In advance of Tuesday's Capitol Hill dog and pony show, oil executives from Exxon Mobil, Chevron and ConocoPhillips, the three largest U.S. oil companies, and Royal Dutch Shell, now the largest European oil company by market value, were attempting to distance themselves from their embattled rival, BP. This was a predictable approach. After all, BP has been accurately painted as a villain for its role in the Gulf of Mexico oil spill, now the largest in U.S. history.
Who could blame a company like Exxon or Chevron for wanting to run away from even the faintest comparisons that could link those companies to BP (BP)? Under normal circumstances, the oil industry is just like any other sector: Its constituents are rivals with each other and that is just the normal course of business.
However, the Gulf spill has resulted in BP's negligence hampering the ability of its rivals to drill deepwater wells and therefore make more money in the Gulf of Mexico. Exxon, Chevron and Conoco all have Gulf exposure. In addition, the government's moratorium on deepwater drilling will delay Shell's (RDS-A) efforts to start new projects in Alaska. So it is fair to say that BP did not have a lot of friends left in the industry.
It also would have been reasonable to expect that when BP's rivals headed to the Hill, they would have done a better job of distinguishing themselves from BP. The Gulf spill has been ongoing for eight weeks, now, giving the U.S. majors and Shell ample opportunity to come up with plans in anticipation of these congressional hearings that would have reassured politicians that BP's inability to handle this spill is a company-specific issue, not an industry-wide pandemic.
Opportunity lost.
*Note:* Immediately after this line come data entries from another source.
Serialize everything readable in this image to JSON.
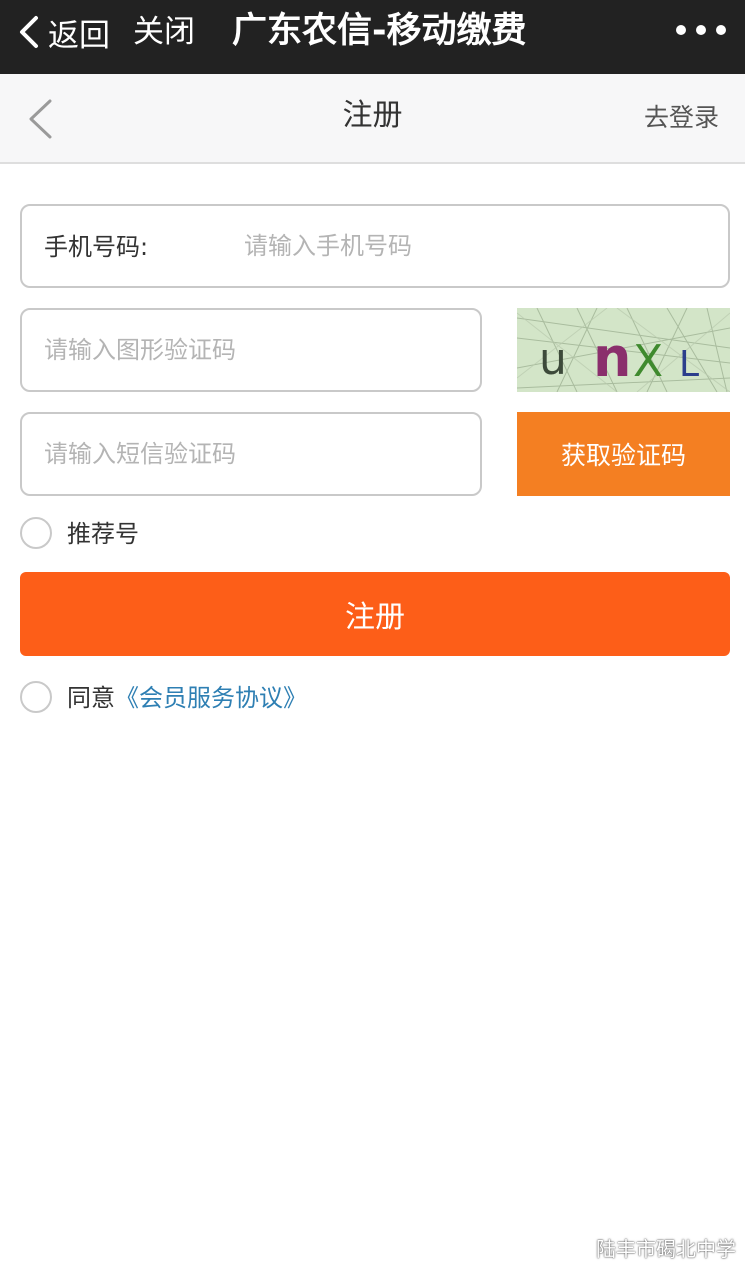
{
  "topbar": {
    "back_label": "返回",
    "close_label": "关闭",
    "title": "广东农信-移动缴费"
  },
  "nav": {
    "title": "注册",
    "login_link": "去登录"
  },
  "form": {
    "phone_label": "手机号码:",
    "phone_placeholder": "请输入手机号码",
    "captcha_placeholder": "请输入图形验证码",
    "captcha_text": "unXL",
    "sms_placeholder": "请输入短信验证码",
    "sms_button": "获取验证码",
    "referral_label": "推荐号",
    "register_button": "注册",
    "agree_prefix": "同意",
    "agreement_link": "《会员服务协议》"
  },
  "watermark": {
    "text": "陆丰市碣北中学"
  },
  "colors": {
    "topbar_bg": "#222222",
    "navbar_bg": "#f7f7f8",
    "sms_button": "#f47f22",
    "register_button": "#fd5e18",
    "link": "#2e7fb3"
  }
}
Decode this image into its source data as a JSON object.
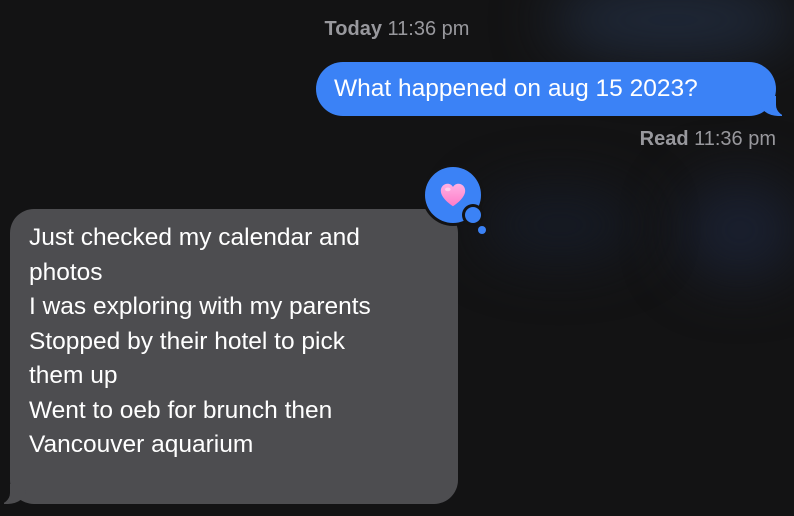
{
  "header": {
    "day": "Today",
    "time": "11:36 pm"
  },
  "outgoing": {
    "text": "What happened on aug 15 2023?",
    "color": "#3b82f6"
  },
  "receipt": {
    "label": "Read",
    "time": "11:36 pm"
  },
  "tapback": {
    "icon": "heart-icon",
    "heart_color": "#ff8fd6",
    "bubble_color": "#3b82f6"
  },
  "incoming": {
    "color": "#4d4d50",
    "lines": [
      "Just checked my calendar and",
      "photos",
      "I was exploring with my parents",
      "Stopped by their hotel to pick",
      "them up",
      "Went to oeb for brunch then",
      "Vancouver aquarium"
    ]
  },
  "colors": {
    "background": "#131314",
    "meta_text": "#98989d"
  }
}
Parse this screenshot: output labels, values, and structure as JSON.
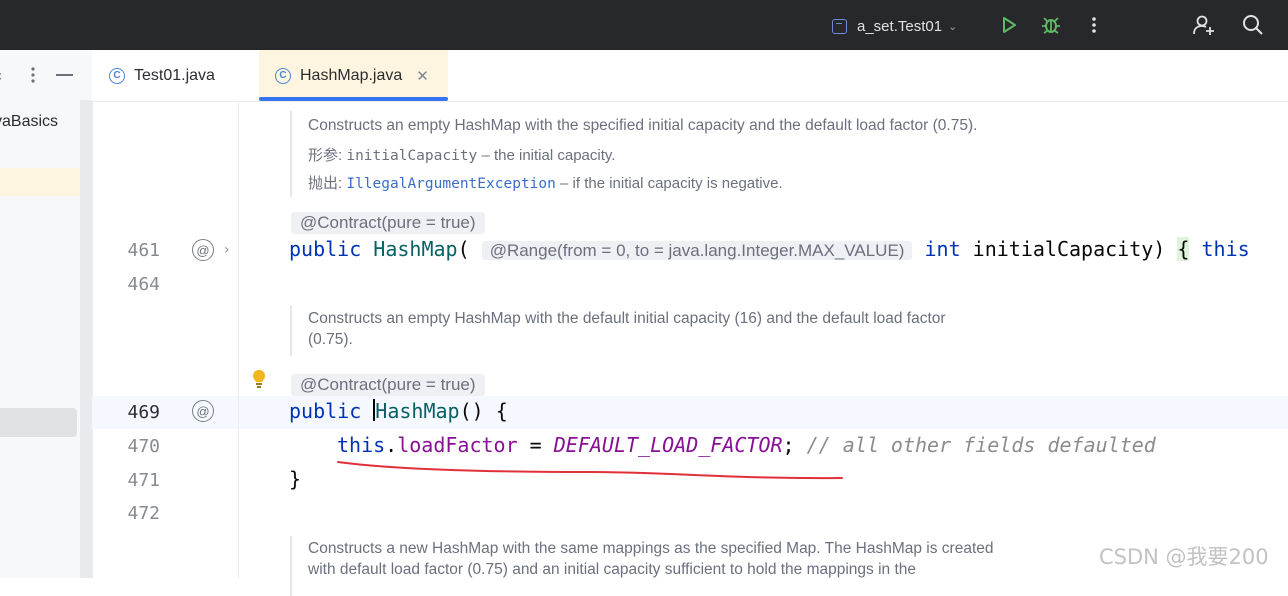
{
  "titlebar": {
    "run_config": "a_set.Test01",
    "icons": [
      "config-icon",
      "chevron-down-icon",
      "run-icon",
      "debug-icon",
      "more-icon",
      "add-user-icon",
      "search-icon"
    ],
    "colors": {
      "run": "#5fb865",
      "debug": "#5fb865",
      "bg": "#27282c"
    }
  },
  "project": {
    "visible_label": "vaBasics"
  },
  "tabs": [
    {
      "label": "Test01.java",
      "icon": "C",
      "active": false
    },
    {
      "label": "HashMap.java",
      "icon": "C",
      "active": true,
      "close": "✕"
    }
  ],
  "editor": {
    "lines": [
      "461",
      "464",
      "469",
      "470",
      "471",
      "472"
    ],
    "doc1": {
      "text": "Constructs an empty HashMap with the specified initial capacity and the default load factor (0.75).",
      "params_label": "形参:",
      "params_code": "initialCapacity",
      "params_text": "– the initial capacity.",
      "throws_label": "抛出:",
      "throws_code": "IllegalArgumentException",
      "throws_text": "– if the initial capacity is negative."
    },
    "anno1": "@Contract(pure = true)",
    "line461": {
      "kw": "public",
      "name": "HashMap",
      "open": "(",
      "range": "@Range(from = 0, to = java.lang.Integer.MAX_VALUE)",
      "int": "int",
      "param": "initialCapacity",
      "close": ")",
      "brace": "{",
      "this": "this"
    },
    "doc2": {
      "line1": "Constructs an empty HashMap with the default initial capacity (16) and the default load factor",
      "line2": "(0.75)."
    },
    "anno2": "@Contract(pure = true)",
    "line469": {
      "kw": "public",
      "name": "HashMap",
      "rest": "() {"
    },
    "line470": {
      "this": "this",
      "dot": ".",
      "field": "loadFactor",
      "eq": " = ",
      "const": "DEFAULT_LOAD_FACTOR",
      "semi": ";",
      "comment": "// all other fields defaulted"
    },
    "line471": "}",
    "doc3": {
      "line1": "Constructs a new HashMap with the same mappings as the specified Map. The HashMap is created",
      "line2": "with default load factor (0.75) and an initial capacity sufficient to hold the mappings in the"
    }
  },
  "watermark": "CSDN @我要200",
  "annotation_color": "#e0303a"
}
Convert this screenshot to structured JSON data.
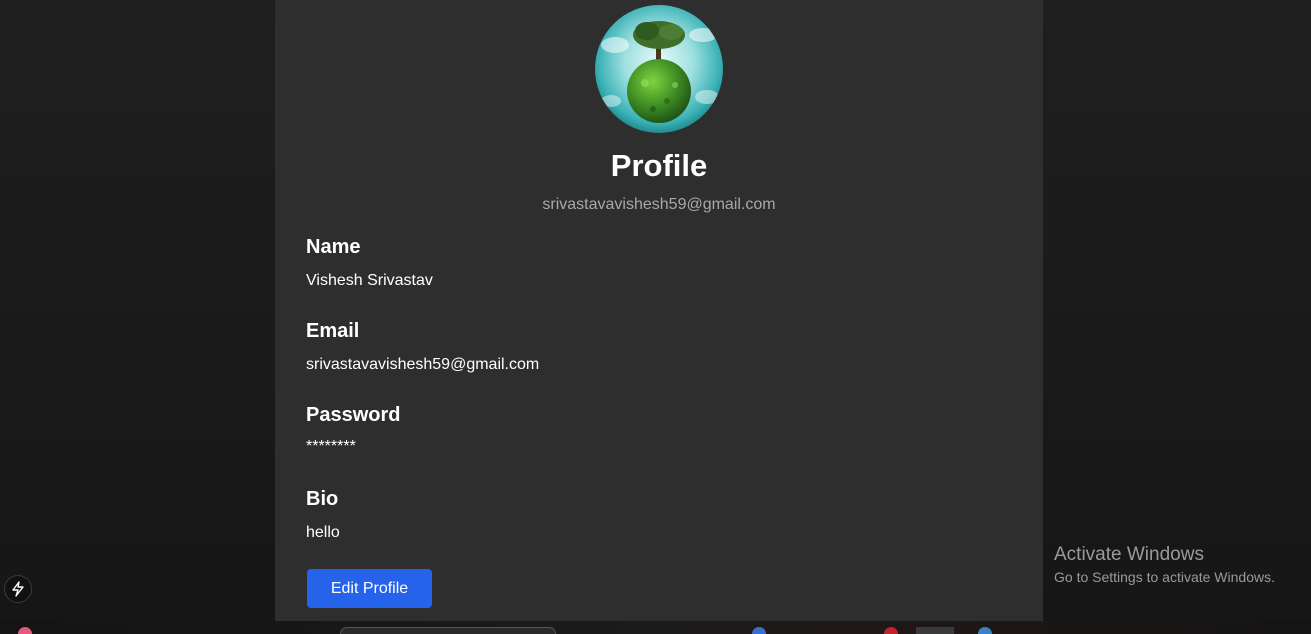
{
  "profile": {
    "title": "Profile",
    "email_header": "srivastavavishesh59@gmail.com",
    "fields": [
      {
        "label": "Name",
        "value": "Vishesh Srivastav"
      },
      {
        "label": "Email",
        "value": "srivastavavishesh59@gmail.com"
      },
      {
        "label": "Password",
        "value": "********"
      },
      {
        "label": "Bio",
        "value": "hello"
      }
    ],
    "edit_button_label": "Edit Profile"
  },
  "watermark": {
    "title": "Activate Windows",
    "subtitle": "Go to Settings to activate Windows."
  },
  "colors": {
    "background": "#1a1a1a",
    "card": "#2e2e2e",
    "accent": "#2563eb",
    "muted_text": "#a8a8a8"
  },
  "icons": {
    "avatar": "globe-tree-avatar",
    "dev_tools": "lightning-bolt-icon"
  }
}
Yes, it should be noted that Exxon (XOM) CEO Rex Tillerson did a fine job of articulating what his company would have done differently to prevent a BP-esque disaster from occurring and those were important points to be made, but with the spill nearing its 60th day on the front page and leading off the nightly news, politicians and the general public wanted to be wowed by how BP's rivals would cleanup a spill of this magnitude.
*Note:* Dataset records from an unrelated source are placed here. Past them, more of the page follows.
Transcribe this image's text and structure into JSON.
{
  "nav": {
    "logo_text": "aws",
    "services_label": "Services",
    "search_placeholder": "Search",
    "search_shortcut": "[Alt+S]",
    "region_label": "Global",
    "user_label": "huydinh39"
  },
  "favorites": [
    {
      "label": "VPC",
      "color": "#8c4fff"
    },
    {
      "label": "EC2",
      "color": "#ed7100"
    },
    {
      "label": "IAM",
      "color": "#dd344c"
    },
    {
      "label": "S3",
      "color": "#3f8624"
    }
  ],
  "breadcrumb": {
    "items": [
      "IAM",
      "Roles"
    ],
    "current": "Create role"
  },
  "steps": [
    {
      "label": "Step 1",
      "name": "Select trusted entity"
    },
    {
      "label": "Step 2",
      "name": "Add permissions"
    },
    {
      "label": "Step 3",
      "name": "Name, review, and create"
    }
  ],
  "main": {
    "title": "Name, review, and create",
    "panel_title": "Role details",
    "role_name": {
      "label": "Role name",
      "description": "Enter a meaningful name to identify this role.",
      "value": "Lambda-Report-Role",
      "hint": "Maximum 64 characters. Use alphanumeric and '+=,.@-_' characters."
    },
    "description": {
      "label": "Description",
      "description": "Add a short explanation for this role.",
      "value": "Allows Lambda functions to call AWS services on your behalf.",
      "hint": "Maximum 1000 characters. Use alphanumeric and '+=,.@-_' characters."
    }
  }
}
This where the other oil majors lost a golden opportunity. BP has not come remotely close to stemming the flow of oil from the Macondo well. Containment domes, robots used to cut pipe and every other attempt to halt the flow of leaking oil has essentially been a failure. To make matters worse, the estimates of how much oil is spilling into the Gulf everyday are growing. And to make things even worse than that, it appears that Exxon, Chevron (CVX), Conoco (COP) and Shell have similar spill cleanup plans.
Basically, there is an industry template for these types of events, but in the wake of the BP spill, that template needs to be scuttled and oil majors need to head back to the drawing board to devise more effective cleanup plans. If that objective cannot be met, the perception will remain that offshore drilling is too risky because the industry does not know how to cleanup its own messes. That means more lost opportunities for the industry in the form of longer moratoriums and more lost jobs. Unappealing scenarios for anyone that wants to see the U.S. economy expand.